I nodded, and shrugged. “I’ll roll the dice.”
She nodded back, hesitated, then gave me a quick hug before darting into place in line.
As Dean Serathiel and the Dean of Hades talked about balance, friendship and a bunch of other generic messages, I slunk to the back of the demon line, where, thanks to my red gown, I blended it pretty well. Turns out red works for any kind of supernatural occasion. The demons were too chatty and excited to notice an interloper.
I scanned up and down the Elysium line. Across the room, I saw Violet doing the same. We were both thinking the same thing: where is Aidan?
It all made sens
e. His story about how he managed to get me here was incredibly sketchy. The details didn't add up even the day at Fisherman's Wharf when I talked to Professor Kennedy. It seemed off. Marius knew more than he could let on, presumably, but whatever Aidan had done to merit the punishment he’d doled out...it had to have been for something big.

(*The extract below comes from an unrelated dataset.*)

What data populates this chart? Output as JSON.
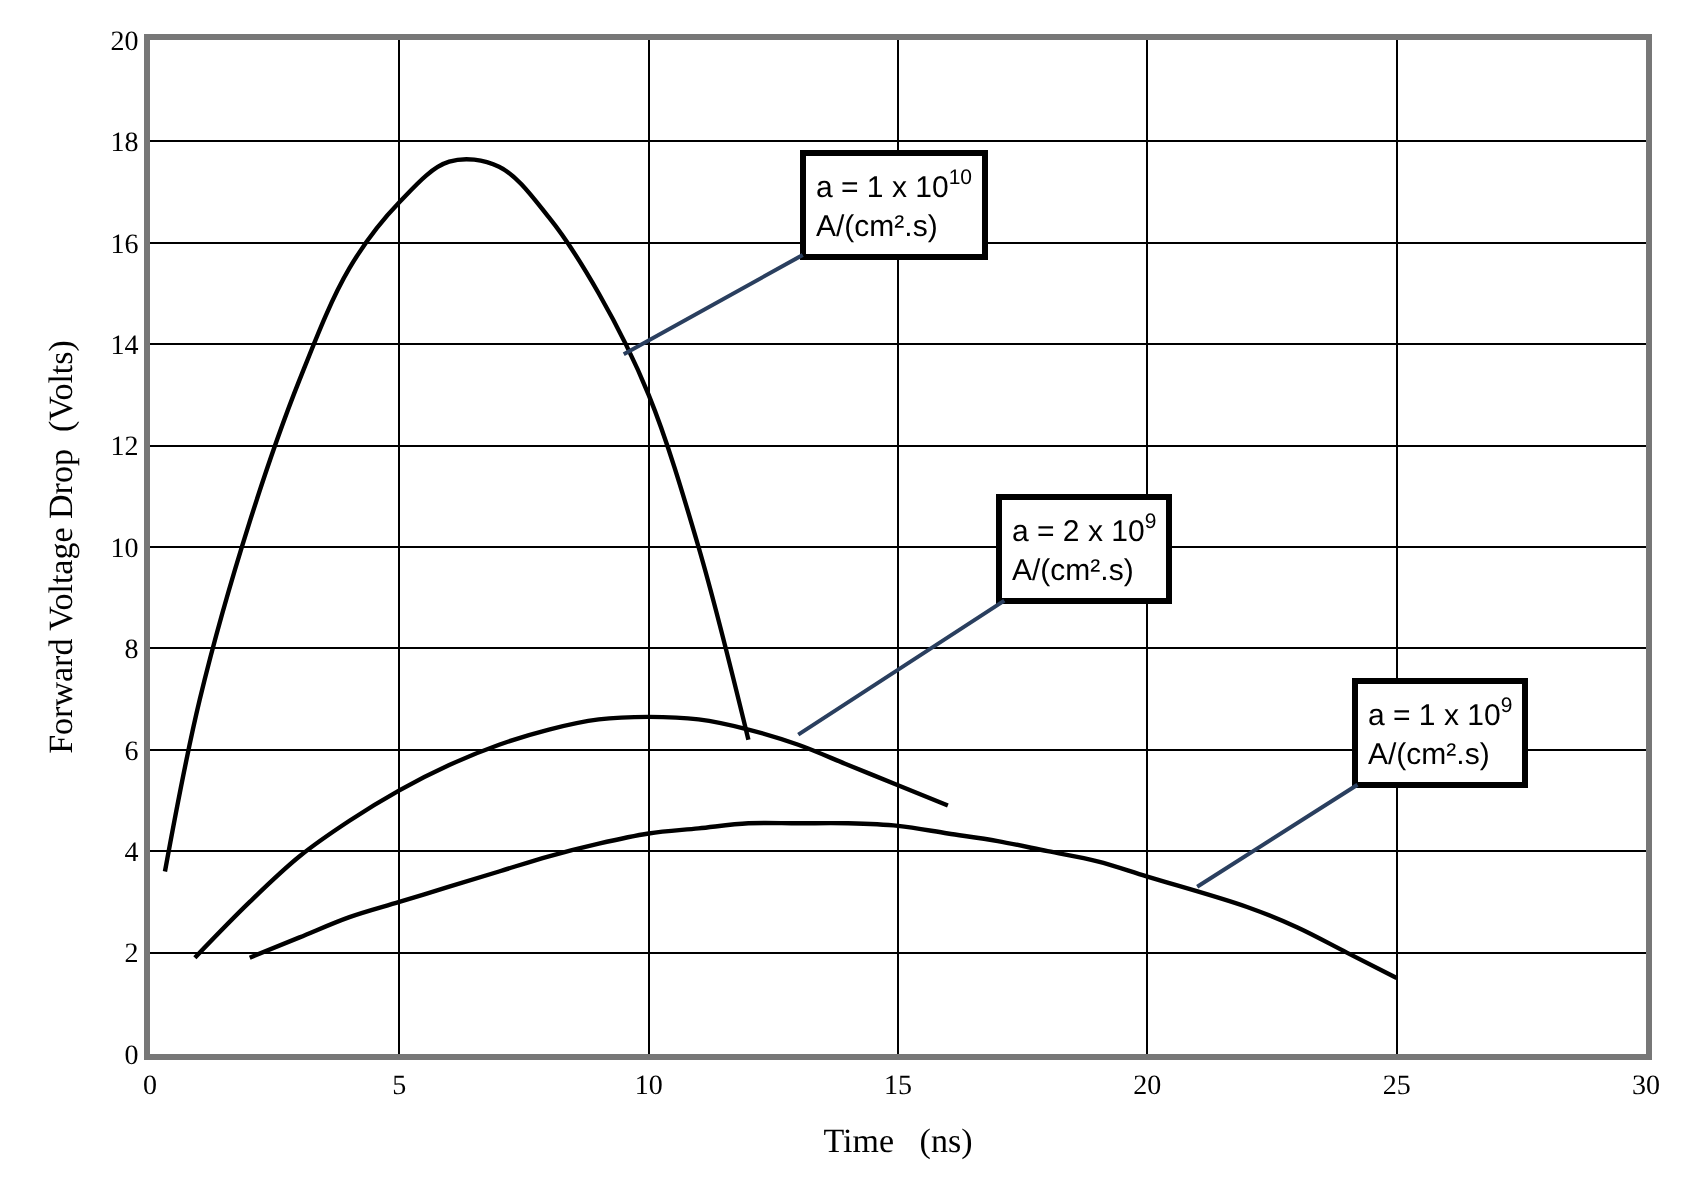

The question was: what was the Order of Eden trying to do?
But on second thought, maybe that was a question for another time.
Across the way, Violet was frantically mouthing something and pointing. There! She nodded forward. With the second years.
I spotted him, decked out in a fine cut suit, his white-blonde hair slicked back.
He looked as sleek as the day I saw him at Scott’s funeral.
He figured that I would come here, either because I’d assume I was a guardian or because I’d have nowhere else to go. Then, once I got here, I’d slowly waste away. Be destroyed by the overwhelming power that was centered here. And tonight was supposed to be it.
The music switched to something slow and stately, some kind of march, and the demon at the head of one line and the angel at the head of our line slowly made their way to each other, did a bow and curtsy, and took each other's hands to walk a slow circle around the obelisk.
So that was the ritual, a balance thing.
It was almost a little anticlimactic, but then again, that was just in comparison with what felt like it was going to be the end of the world.
I did some quick calculations, slipping in between demons until I was lined up at the equivalent place as Aidan, but on this side. Just then, as the second couple paired up and began their walk, Aidan saw me—where I shouldn’t be. His eyes narrowed.
You.
I wasn't close enough to hear him say it out loud, but there was no mistaking what he was saying.
When he turned to whisper to something else, to someone in line, though, I couldn't make it out. And the other person was Marius.
If Aidan looked polished in a suit, Marius looked like he was born for it.